If you have never been to the Illinois Holocaust Museum or have not been there recently, plan to go on Tuesday, October 29, from 5:30-8:00 PM. for the grand opening of four new galleries. These galleries are a response to the mistaken notion that the Jew did not resist during the Holocaust. These permanent exhibitions are poignant, experiential and inspirational. The event is free and open to the public though reservations are required.
Docent led tours of the galleries will start at 5:30 and a program featuring Mitch Braff – founder and executive director of the Jewish Partisan Educational Foundation – and Rachel L. Einwohner – Professor of Sociology at Purdue University – will start at 6:30. Braff and Einwohner will be discussing resistance in the ghettos and partisan guerilla fighters in the forest.
The Museum partnered with Luci Creative, a full-service museum planning and exhibit design firm, to develop the updates, and Ravenswood Studio as the fabrication partner.
A semi-immersive environment throughout the exhibits helps visitors connect to the content. The ghetto uprising space, comprised of brick walls and archways, evokes an underground bunker occupied by resistance fighters. The Bielski partisan story is told in an immersive forest of architectural trees reaching above the ‘ceiling’ of the gallery, a stark contrast to the enclosed nature of the bunker. “We wanted to create new spaces in the Museum that are as powerful and immersive as the well-known ‘Kristallnacht’ gallery and rail car,” said Susan Abrams, Museum CEO.
Throughout the galleries, the focus centers on individuals’ stories, designed to humanize the Holocaust and create empathy for those murdered and for those who survived. As Kelley H. Szany, Vice President of Education and Exhibitions at Illinois Holocaust Museum & Education Center states, “Telling the story of Jewish armed resistance allows our visitors to see that, in the face of ‘The Final Solution’, there was the fortitude and will to try and take control of their lives and deaths.”
“From a design standpoint, we wanted to respect the reality that no space can or should truly immerse visitors in the horrors of the period,” related Kevin Snow, Luci’s Executive Creative Director, “while still telling the story in a compelling way.”
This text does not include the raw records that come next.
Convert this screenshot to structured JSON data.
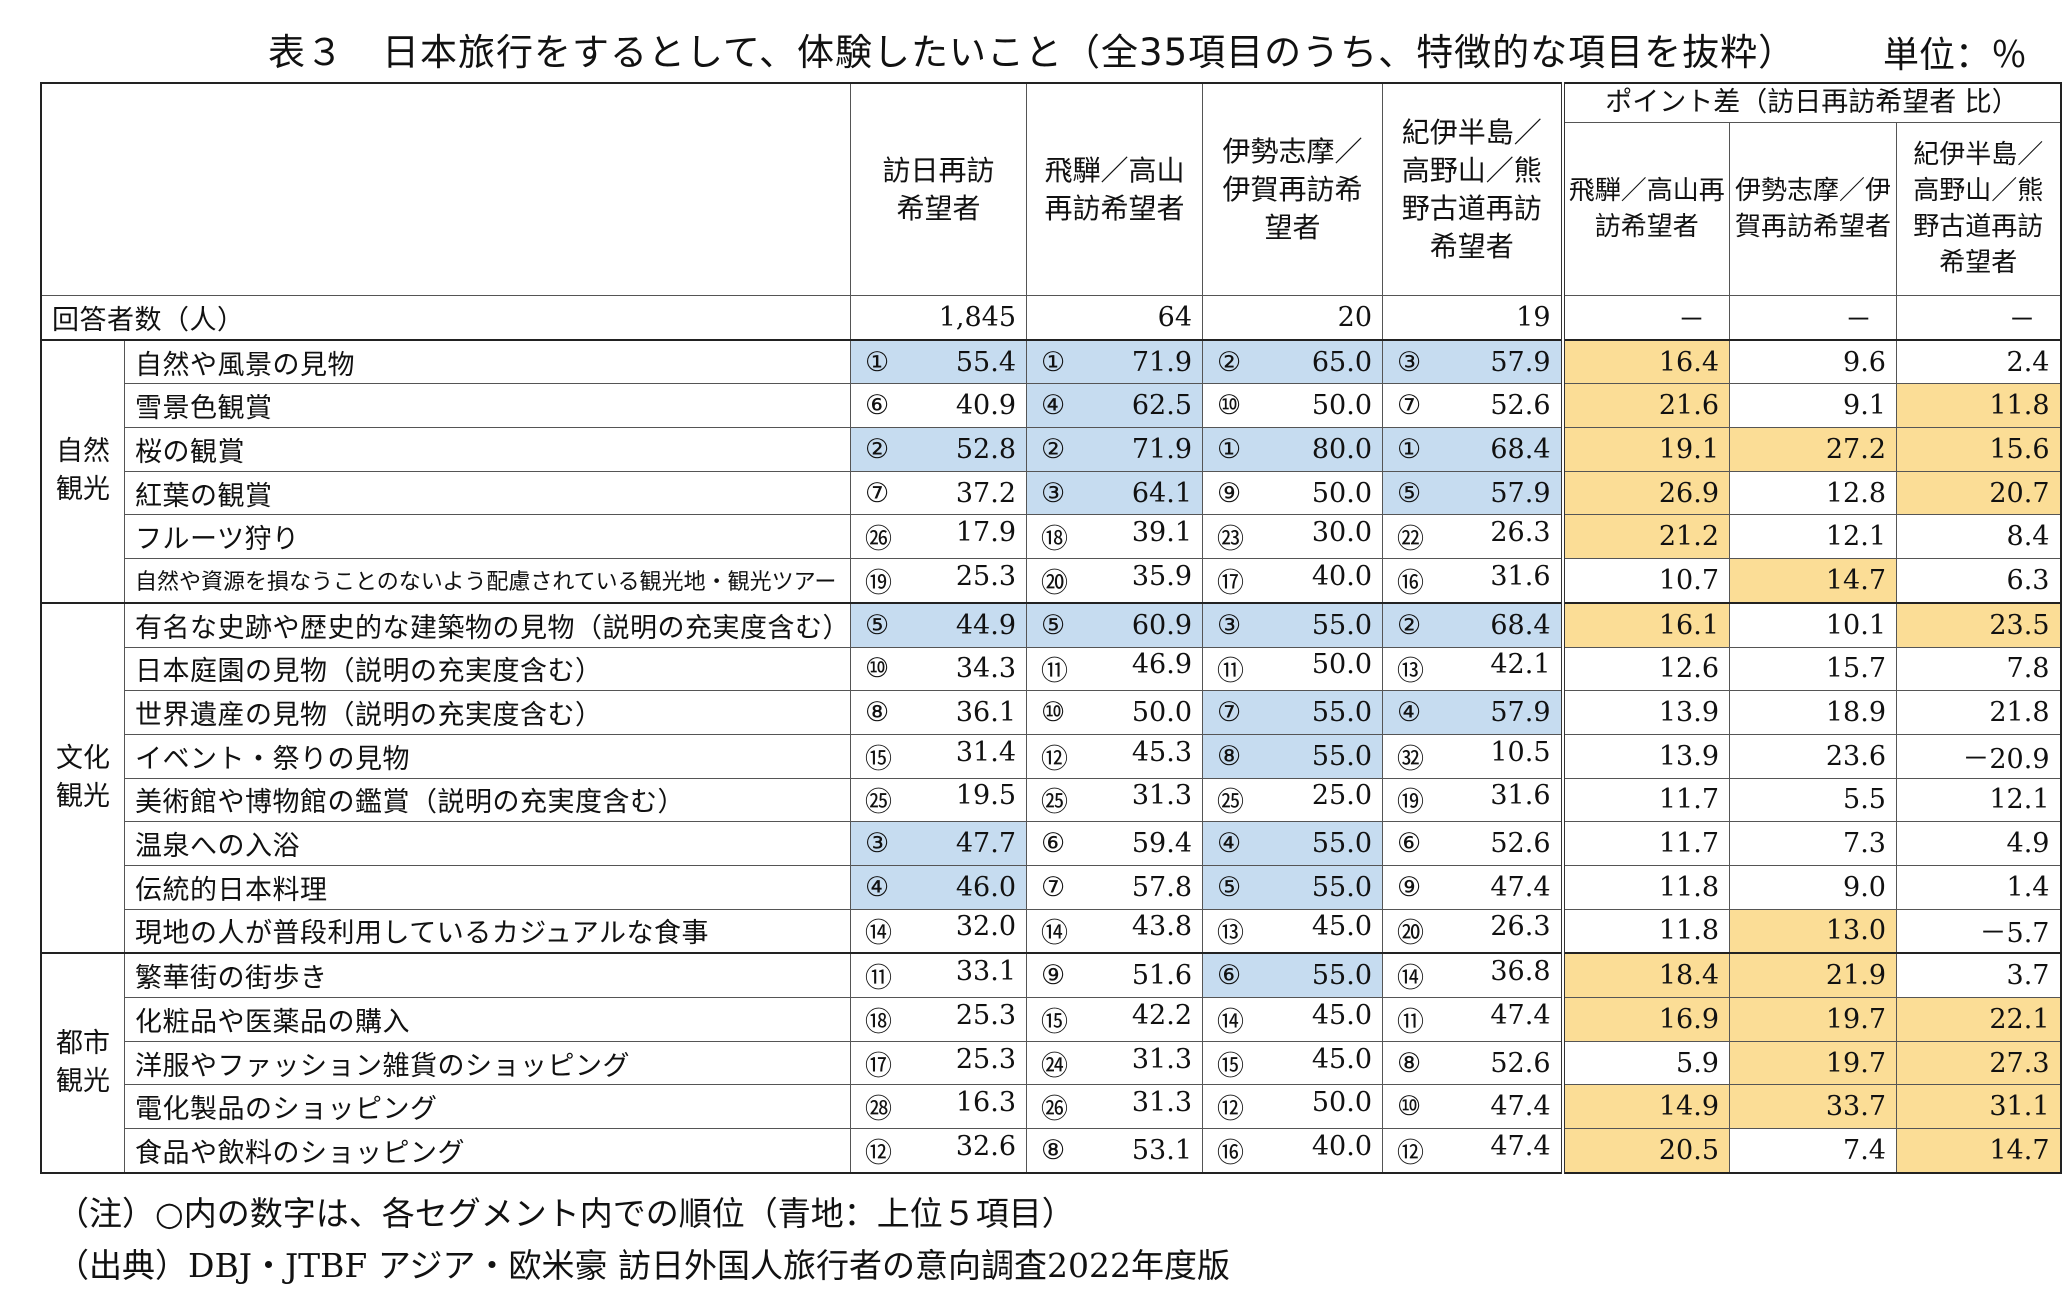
{
  "title": "表３　日本旅行をするとして、体験したいこと（全35項目のうち、特徴的な項目を抜粋）",
  "unit": "単位：％",
  "columns": {
    "c1": "訪日再訪希望者",
    "c2": "飛騨／高山再訪希望者",
    "c3": "伊勢志摩／伊賀再訪希望者",
    "c4": "紀伊半島／高野山／熊野古道再訪希望者",
    "point_title": "ポイント差（訪日再訪希望者 比）",
    "p1": "飛騨／高山再訪希望者",
    "p2": "伊勢志摩／伊賀再訪希望者",
    "p3": "紀伊半島／高野山／熊野古道再訪希望者"
  },
  "respondents": {
    "label": "回答者数（人）",
    "c1": "1,845",
    "c2": "64",
    "c3": "20",
    "c4": "19",
    "p1": "－",
    "p2": "－",
    "p3": "－"
  },
  "groups": [
    {
      "name": "自然観光",
      "rows": [
        {
          "item": "自然や風景の見物",
          "r": [
            "①",
            "①",
            "②",
            "③"
          ],
          "v": [
            "55.4",
            "71.9",
            "65.0",
            "57.9"
          ],
          "blue": [
            1,
            1,
            1,
            1
          ],
          "p": [
            "16.4",
            "9.6",
            "2.4"
          ],
          "yel": [
            1,
            0,
            0
          ]
        },
        {
          "item": "雪景色観賞",
          "r": [
            "⑥",
            "④",
            "⑩",
            "⑦"
          ],
          "v": [
            "40.9",
            "62.5",
            "50.0",
            "52.6"
          ],
          "blue": [
            0,
            1,
            0,
            0
          ],
          "p": [
            "21.6",
            "9.1",
            "11.8"
          ],
          "yel": [
            1,
            0,
            1
          ]
        },
        {
          "item": "桜の観賞",
          "r": [
            "②",
            "②",
            "①",
            "①"
          ],
          "v": [
            "52.8",
            "71.9",
            "80.0",
            "68.4"
          ],
          "blue": [
            1,
            1,
            1,
            1
          ],
          "p": [
            "19.1",
            "27.2",
            "15.6"
          ],
          "yel": [
            1,
            1,
            1
          ]
        },
        {
          "item": "紅葉の観賞",
          "r": [
            "⑦",
            "③",
            "⑨",
            "⑤"
          ],
          "v": [
            "37.2",
            "64.1",
            "50.0",
            "57.9"
          ],
          "blue": [
            0,
            1,
            0,
            1
          ],
          "p": [
            "26.9",
            "12.8",
            "20.7"
          ],
          "yel": [
            1,
            0,
            1
          ]
        },
        {
          "item": "フルーツ狩り",
          "r": [
            "㉖",
            "⑱",
            "㉓",
            "㉒"
          ],
          "v": [
            "17.9",
            "39.1",
            "30.0",
            "26.3"
          ],
          "blue": [
            0,
            0,
            0,
            0
          ],
          "p": [
            "21.2",
            "12.1",
            "8.4"
          ],
          "yel": [
            1,
            0,
            0
          ]
        },
        {
          "item": "自然や資源を損なうことのないよう配慮されている観光地・観光ツアー",
          "small": true,
          "r": [
            "⑲",
            "⑳",
            "⑰",
            "⑯"
          ],
          "v": [
            "25.3",
            "35.9",
            "40.0",
            "31.6"
          ],
          "blue": [
            0,
            0,
            0,
            0
          ],
          "p": [
            "10.7",
            "14.7",
            "6.3"
          ],
          "yel": [
            0,
            1,
            0
          ]
        }
      ]
    },
    {
      "name": "文化観光",
      "rows": [
        {
          "item": "有名な史跡や歴史的な建築物の見物（説明の充実度含む）",
          "r": [
            "⑤",
            "⑤",
            "③",
            "②"
          ],
          "v": [
            "44.9",
            "60.9",
            "55.0",
            "68.4"
          ],
          "blue": [
            1,
            1,
            1,
            1
          ],
          "p": [
            "16.1",
            "10.1",
            "23.5"
          ],
          "yel": [
            1,
            0,
            1
          ]
        },
        {
          "item": "日本庭園の見物（説明の充実度含む）",
          "r": [
            "⑩",
            "⑪",
            "⑪",
            "⑬"
          ],
          "v": [
            "34.3",
            "46.9",
            "50.0",
            "42.1"
          ],
          "blue": [
            0,
            0,
            0,
            0
          ],
          "p": [
            "12.6",
            "15.7",
            "7.8"
          ],
          "yel": [
            0,
            0,
            0
          ]
        },
        {
          "item": "世界遺産の見物（説明の充実度含む）",
          "r": [
            "⑧",
            "⑩",
            "⑦",
            "④"
          ],
          "v": [
            "36.1",
            "50.0",
            "55.0",
            "57.9"
          ],
          "blue": [
            0,
            0,
            1,
            1
          ],
          "p": [
            "13.9",
            "18.9",
            "21.8"
          ],
          "yel": [
            0,
            0,
            0
          ]
        },
        {
          "item": "イベント・祭りの見物",
          "r": [
            "⑮",
            "⑫",
            "⑧",
            "㉜"
          ],
          "v": [
            "31.4",
            "45.3",
            "55.0",
            "10.5"
          ],
          "blue": [
            0,
            0,
            1,
            0
          ],
          "p": [
            "13.9",
            "23.6",
            "－20.9"
          ],
          "yel": [
            0,
            0,
            0
          ]
        },
        {
          "item": "美術館や博物館の鑑賞（説明の充実度含む）",
          "r": [
            "㉕",
            "㉕",
            "㉕",
            "⑲"
          ],
          "v": [
            "19.5",
            "31.3",
            "25.0",
            "31.6"
          ],
          "blue": [
            0,
            0,
            0,
            0
          ],
          "p": [
            "11.7",
            "5.5",
            "12.1"
          ],
          "yel": [
            0,
            0,
            0
          ]
        },
        {
          "item": "温泉への入浴",
          "r": [
            "③",
            "⑥",
            "④",
            "⑥"
          ],
          "v": [
            "47.7",
            "59.4",
            "55.0",
            "52.6"
          ],
          "blue": [
            1,
            0,
            1,
            0
          ],
          "p": [
            "11.7",
            "7.3",
            "4.9"
          ],
          "yel": [
            0,
            0,
            0
          ]
        },
        {
          "item": "伝統的日本料理",
          "r": [
            "④",
            "⑦",
            "⑤",
            "⑨"
          ],
          "v": [
            "46.0",
            "57.8",
            "55.0",
            "47.4"
          ],
          "blue": [
            1,
            0,
            1,
            0
          ],
          "p": [
            "11.8",
            "9.0",
            "1.4"
          ],
          "yel": [
            0,
            0,
            0
          ]
        },
        {
          "item": "現地の人が普段利用しているカジュアルな食事",
          "r": [
            "⑭",
            "⑭",
            "⑬",
            "⑳"
          ],
          "v": [
            "32.0",
            "43.8",
            "45.0",
            "26.3"
          ],
          "blue": [
            0,
            0,
            0,
            0
          ],
          "p": [
            "11.8",
            "13.0",
            "－5.7"
          ],
          "yel": [
            0,
            1,
            0
          ]
        }
      ]
    },
    {
      "name": "都市観光",
      "rows": [
        {
          "item": "繁華街の街歩き",
          "r": [
            "⑪",
            "⑨",
            "⑥",
            "⑭"
          ],
          "v": [
            "33.1",
            "51.6",
            "55.0",
            "36.8"
          ],
          "blue": [
            0,
            0,
            1,
            0
          ],
          "p": [
            "18.4",
            "21.9",
            "3.7"
          ],
          "yel": [
            1,
            1,
            0
          ]
        },
        {
          "item": "化粧品や医薬品の購入",
          "r": [
            "⑱",
            "⑮",
            "⑭",
            "⑪"
          ],
          "v": [
            "25.3",
            "42.2",
            "45.0",
            "47.4"
          ],
          "blue": [
            0,
            0,
            0,
            0
          ],
          "p": [
            "16.9",
            "19.7",
            "22.1"
          ],
          "yel": [
            1,
            1,
            1
          ]
        },
        {
          "item": "洋服やファッション雑貨のショッピング",
          "r": [
            "⑰",
            "㉔",
            "⑮",
            "⑧"
          ],
          "v": [
            "25.3",
            "31.3",
            "45.0",
            "52.6"
          ],
          "blue": [
            0,
            0,
            0,
            0
          ],
          "p": [
            "5.9",
            "19.7",
            "27.3"
          ],
          "yel": [
            0,
            1,
            1
          ]
        },
        {
          "item": "電化製品のショッピング",
          "r": [
            "㉘",
            "㉖",
            "⑫",
            "⑩"
          ],
          "v": [
            "16.3",
            "31.3",
            "50.0",
            "47.4"
          ],
          "blue": [
            0,
            0,
            0,
            0
          ],
          "p": [
            "14.9",
            "33.7",
            "31.1"
          ],
          "yel": [
            1,
            1,
            1
          ]
        },
        {
          "item": "食品や飲料のショッピング",
          "r": [
            "⑫",
            "⑧",
            "⑯",
            "⑫"
          ],
          "v": [
            "32.6",
            "53.1",
            "40.0",
            "47.4"
          ],
          "blue": [
            0,
            0,
            0,
            0
          ],
          "p": [
            "20.5",
            "7.4",
            "14.7"
          ],
          "yel": [
            1,
            0,
            1
          ]
        }
      ]
    }
  ],
  "colors": {
    "blue": "#c6dcf0",
    "yellow": "#fbdd96"
  },
  "notes": [
    "（注）○内の数字は、各セグメント内での順位（青地：上位５項目）",
    "（出典）DBJ・JTBF アジア・欧米豪 訪日外国人旅行者の意向調査2022年度版"
  ]
}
“We are proud that the exhibit so beautifully reflects the vision of the project team and donors,” stated AJ Goehle, CEO and Partner at Luci Creative.
Updates to the Museum’s Skokie gallery punctuate the resistance story. The final gallery in the core exhibition centers around the voices and perspectives of Survivors and the actions they took resisting the attempted 1977 neo-Nazi march in Skokie. In this case, Survivors, with the support of their community, took a stand, yielding a different result than when the community chose to look away during the Holocaust. This section was especially moving and powerful to me.
I visited the museum recently and finally had the chance to see the hologram of a holocaust survivor. The way in which he answered questions was almost unbelievable. I have read about it and Chicago Splash Magazine has even written about it, but it was only on this visit that I was able to interact with the hologram of Pinchas Gutter by way of our excellent guide, Mort Stern. Everyone should visit this remarkable survivor exhibit. You will not be disappointed.
The Main Special Exhibition Space currently houses a surprising, dramatic exhibit: MEMORY UNEARTHED: THE LODZ GHETTO PHOTOGRAPHS OF HENRYK ROSS which runs until January 12, 2020. Photos of the Lodz Ghetto were buried in order to preserve them. It is a story well worth viewing.
And don’t forget the Legacy (Gift) Shop. I love looking at the beautiful items for sale and I found the perfect gift for a friend – unusual, practical and well priced.